Prepare the csvs from the xmls

In [None]:
import os
workdir = '/'
if ENV == 'colab':
    workdir = '/content/tree-counting-and-classification-in-images'
elif ENV == 'local':
    workdir = '..'
os.chdir(workdir)

In [None]:
from glob import glob
from tqdm import tqdm
import pandas as pd

from src.utils import xml_utils

def extract_labels_as_csvs(from_folder_path, to_file):
    path = f"{str(from_folder_path)}/*.xml"
    xmls_paths = sorted(glob(path))
    accumulator_bboxes_dfs = []
    for xml_path_str in tqdm(xmls_paths, desc="Converting xmls to csv for train eval"):
        xml_path = Path(xml_path_str)
        xml_as_df = xml_utils.xml_to_annotations(str(xml_path))
        accumulator_bboxes_dfs.append(xml_as_df)
    folder_bboxes_df = pd.concat(accumulator_bboxes_dfs)
    folder_bboxes_df.to_csv(to_file, index=False)


extract_labels_as_csvs(train_csv_path.parent, train_csv_path)
extract_labels_as_csvs(valid_csv_path.parent, valid_csv_path)

manually create divide the manually tagged images into train/valid folders, then run the following cell

In [None]:
%matplotlib inline
%reload_ext autoreload
%autoreload 2

In [None]:
#load the modules
import os
import time
import numpy as np
from pathlib import Path

import torch
from deepforest import main 
# from deepforest import get_data
# from deepforest import utilities
# from deepforest import preprocess

In [None]:
m = main.deepforest()
# alternative2
# m.use_release()
# alternative1
m.model.load_state_dict(
    torch.load(
        'deepforest_p5863_r6672'
    )
)
m.config["train"]['epochs'] = 33
m.config["batch_size"] = 3
m.config["save-snapshot"] = False
m.config["train"]["csv_file"] = str(train_csv_path)
m.config["train"]["root_dir"] = str(train_csv_path.parent)
m.config["validation"]["csv_file"] = str(valid_csv_path)
m.config["validation"]["root_dir"] = str(valid_csv_path.parent)
m.config["gpus"] = 1

In [None]:
m.create_trainer()
m.trainer.fit(m)
m.evaluate(csv_file=m.config["validation"]["csv_file"], root_dir=m.config["validation"]["root_dir"])

In [None]:
# decomment and use when predicting on plaiul fagului
#predicted_raster = model.predict_tile(raster_path, return_plot = True, patch_size=400,patch_overlap=0.05)

In [None]:
save_path = Path(
    '/content/drive/MyDrive/vork/ML/trees/tree-counting-and-classification-in-images/models/model1/'
)
m.trainer.save_checkpoint(save_path/"checkpoint.pl")
torch.save(m.model.state_dict(),
           save_path/'deepforest_p5933_r6815')

# Plaiul fagului

In [None]:
# rotate tif image in mac 30°
# sips -r 30 plaiul_2.tif -o plaiul_rotated30.tif

In [None]:
# import rasterio
# plaiul_sample = rasterio.open('/content/drive/MyDrive/vork/ML/trees/training/plaiul/plaiul_2.tif').read()
# plaiul_sample.shape

In [None]:
# Divide a large tile into smaller arrays.

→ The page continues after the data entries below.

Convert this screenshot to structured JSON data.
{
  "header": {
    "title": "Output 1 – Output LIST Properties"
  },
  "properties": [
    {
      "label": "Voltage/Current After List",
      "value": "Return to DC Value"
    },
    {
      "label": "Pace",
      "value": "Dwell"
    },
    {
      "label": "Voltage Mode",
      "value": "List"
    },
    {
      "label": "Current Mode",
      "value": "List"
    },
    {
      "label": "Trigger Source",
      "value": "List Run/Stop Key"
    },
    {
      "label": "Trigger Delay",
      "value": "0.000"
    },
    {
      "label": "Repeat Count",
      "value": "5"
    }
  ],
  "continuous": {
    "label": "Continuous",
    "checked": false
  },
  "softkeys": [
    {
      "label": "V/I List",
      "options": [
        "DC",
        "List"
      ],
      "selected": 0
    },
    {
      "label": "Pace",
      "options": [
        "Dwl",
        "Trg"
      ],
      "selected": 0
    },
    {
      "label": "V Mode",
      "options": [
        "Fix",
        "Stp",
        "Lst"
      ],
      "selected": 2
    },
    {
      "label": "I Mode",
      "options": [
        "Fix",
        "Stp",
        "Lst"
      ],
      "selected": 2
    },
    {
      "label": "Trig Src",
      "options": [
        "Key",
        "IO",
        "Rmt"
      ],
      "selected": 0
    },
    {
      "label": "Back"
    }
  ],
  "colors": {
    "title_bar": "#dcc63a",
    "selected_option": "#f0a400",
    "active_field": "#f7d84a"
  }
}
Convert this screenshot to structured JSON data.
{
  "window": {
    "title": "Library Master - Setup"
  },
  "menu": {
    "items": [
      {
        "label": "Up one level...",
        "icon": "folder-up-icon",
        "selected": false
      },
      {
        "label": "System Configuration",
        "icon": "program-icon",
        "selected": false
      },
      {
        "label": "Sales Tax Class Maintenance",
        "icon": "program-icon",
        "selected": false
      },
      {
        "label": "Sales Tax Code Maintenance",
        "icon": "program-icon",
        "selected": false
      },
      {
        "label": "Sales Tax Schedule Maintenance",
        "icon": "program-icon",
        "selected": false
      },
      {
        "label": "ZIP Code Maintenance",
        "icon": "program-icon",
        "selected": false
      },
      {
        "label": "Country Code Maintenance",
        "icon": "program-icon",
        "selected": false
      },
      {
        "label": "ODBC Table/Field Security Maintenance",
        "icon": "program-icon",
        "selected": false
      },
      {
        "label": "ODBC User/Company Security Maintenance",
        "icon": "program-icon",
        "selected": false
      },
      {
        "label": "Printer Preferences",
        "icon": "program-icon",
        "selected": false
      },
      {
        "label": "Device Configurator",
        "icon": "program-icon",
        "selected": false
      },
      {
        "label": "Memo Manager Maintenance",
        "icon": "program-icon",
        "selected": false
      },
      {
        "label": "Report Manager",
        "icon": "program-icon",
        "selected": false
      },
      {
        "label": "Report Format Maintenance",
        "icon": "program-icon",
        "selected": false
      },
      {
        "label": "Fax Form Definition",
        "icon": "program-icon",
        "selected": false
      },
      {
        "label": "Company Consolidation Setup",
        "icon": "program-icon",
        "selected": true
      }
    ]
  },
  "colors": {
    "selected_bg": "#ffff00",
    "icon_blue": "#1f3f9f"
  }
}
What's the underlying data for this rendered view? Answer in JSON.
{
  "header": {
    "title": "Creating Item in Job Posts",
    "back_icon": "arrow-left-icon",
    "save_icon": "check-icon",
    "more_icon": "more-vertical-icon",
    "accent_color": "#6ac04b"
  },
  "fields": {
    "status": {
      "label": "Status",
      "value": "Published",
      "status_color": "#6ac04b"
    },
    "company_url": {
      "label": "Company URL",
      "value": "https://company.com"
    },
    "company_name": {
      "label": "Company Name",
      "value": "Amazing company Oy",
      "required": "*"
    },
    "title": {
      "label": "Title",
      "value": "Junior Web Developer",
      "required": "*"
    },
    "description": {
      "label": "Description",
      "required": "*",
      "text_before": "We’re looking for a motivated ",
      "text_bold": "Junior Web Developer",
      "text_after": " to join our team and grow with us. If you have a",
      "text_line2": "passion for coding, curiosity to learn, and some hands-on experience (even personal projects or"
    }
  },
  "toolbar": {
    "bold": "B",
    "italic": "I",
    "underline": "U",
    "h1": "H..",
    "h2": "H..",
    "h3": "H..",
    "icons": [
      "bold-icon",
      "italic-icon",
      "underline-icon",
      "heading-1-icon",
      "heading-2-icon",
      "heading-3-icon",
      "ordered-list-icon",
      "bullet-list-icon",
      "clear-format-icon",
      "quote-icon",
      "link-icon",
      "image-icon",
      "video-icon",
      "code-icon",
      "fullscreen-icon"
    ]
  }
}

Each crop will be saved to file.
# Parameters:
# numpy_image – a numpy object to be used as a raster, usually opened from rasterio.open.read()
# path_to_raster – (str): Path to a tile that can be read by rasterio on disk
# annotations_file (str) – Path to annotations file (with column names) data in the format -> image_path, xmin, ymin, xmax, ymax, label
# base_dir (str) – Where to save the annotations and image crops relative to current working dir
# patch_size (int) – Maximum dimensions of square window
# patch_overlap (float) – Percent of overlap among windows 0->1
# allow_empty – If True, include images with no annotations to be included in the dataset
# image_name (str) – If numpy_image arg is used, what name to give the raster?
# Returns:	
# A pandas dataframe with annotations file for training.

from deepforest import preprocess
preprocess.split_raster(
    annotations_file = f'{DATASET_DIRECTORY}/empty_annotations.csv',
    path_to_raster=f'{DATASET_DIRECTORY}/plaiul_rotated30.tif',
    base_dir=f'{DATASET_DIRECTORY}/crops',
    patch_size=400,
    patch_overlap=0.05,  # buffer percentage of patch_size. (patch_overlap * patch_size) should equal the size of a tree
    allow_empty=True,  # allow empty, since plaieul fagului is not yet annotated
)#image_name=None)